Comment: Optimization/Efficiency: decouples variance adaptation and scale-invariant terms (DeVA), bridging Adam-like methods with matrix spectral optimizers for faster large-scale training.

Relevance: 8 Novelty: 8

25. Algebraic Robustness Verification of Neural Networks

ArXiv ID: 2602.06105

Authors: Yulia Alexandr, Hao Duan, Guido Mont\'ufar

Abstract: We formulate formal robustness verification of neural networks as an algebraic optimization problem. We leverage the Euclidean Distance (ED) degree, which is the generic number of complex critical points of the distance minimization problem to a classifier's decision boundary, as an architecture-dependent measure of the intrinsic complexity of robustness verification. To make this notion operational, we define the associated ED discriminant, which characterizes input points at which the number of real critical points changes, distinguishing test instances that are easier or harder to verify. We provide an explicit algorithm for computing this discriminant. We further introduce the parameter discriminant of a neural network, identifying parameters where the ED degree drops and the decision boundary exhibits reduced algebraic complexity. We derive closed-form expressions for the ED degree for several classes of neural architectures, as well as formulas for the expected number of real critical points in the infinite-width limit. Finally, we present an exact robustness certification algorithm based on numerical homotopy continuation, establishing a concrete link between metric algebraic geometry and neural network verification.
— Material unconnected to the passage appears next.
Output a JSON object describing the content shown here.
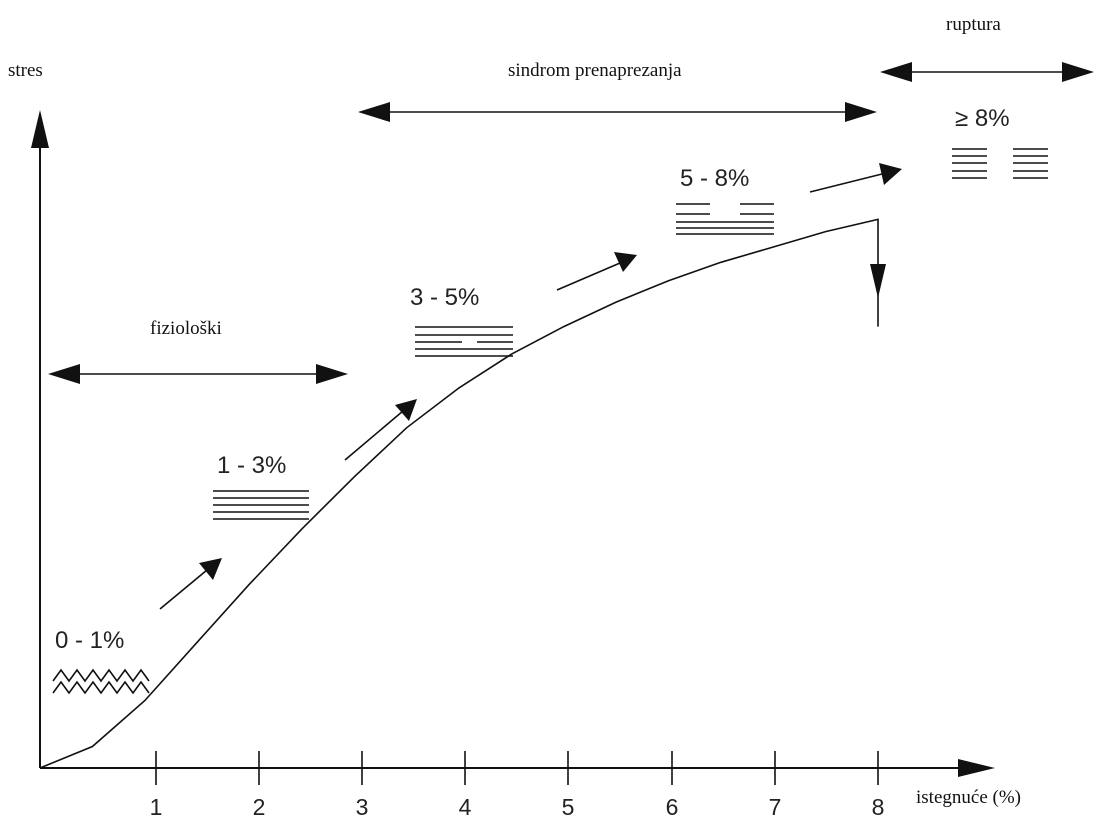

Comment: Theory for Robustness Verification: formulates verification via ED degree/discriminants and provides an exact certification algorithm via homotopy; architecture-dependent complexity measure.

Relevance: 8 Novelty: 8

26. HyPER: Bridging Exploration and Exploitation for Scalable LLM Reasoning with Hypothesis Path Expansion and Reduction

ArXiv ID: 2602.06527

Authors: Shengxuan Qiu, Haochen Huang, Shuzhang Zhong, Pengfei Zuo, Meng Li

Abstract: Scaling test-time compute with multi-path chain-of-thought improves reasoning accuracy, but its effectiveness depends critically on the exploration-exploitation trade-off. Existing approaches address this trade-off in rigid ways: tree-structured search hard-codes exploration through brittle expansion rules that interfere with post-trained reasoning, while parallel reasoning over-explores redundant hypothesis paths and relies on weak answer selection. Motivated by the observation that the optimal balance is phase-dependent and that correct and incorrect reasoning paths often diverge only at late stages, we reformulate test-time scaling as a dynamic expand-reduce control problem over a pool of hypotheses. We propose HyPER, a training-free online control policy for multi-path decoding in mixture-of-experts models that reallocates computation under a fixed budget using lightweight path statistics. HyPER consists of an online controller that transitions from exploration to exploitation as the hypothesis pool evolves, a token-level refinement mechanism that enables efficient generation-time exploitation without full-path resampling, and a length- and confidence-aware aggregation strategy for reliable answer-time exploitation. Experiments on four mixture-of-experts language models across diverse reasoning benchmarks show that HyPER consistently achieves a superior accuracy-compute trade-off, improving accuracy by 8 to 10 percent while reducing token usage by 25 to 40 percent.

Comment: MoE Efficiency: training-free online expand–reduce control for multi-path decoding in mixture-of-experts LLMs, reallocating compute under fixed budgets.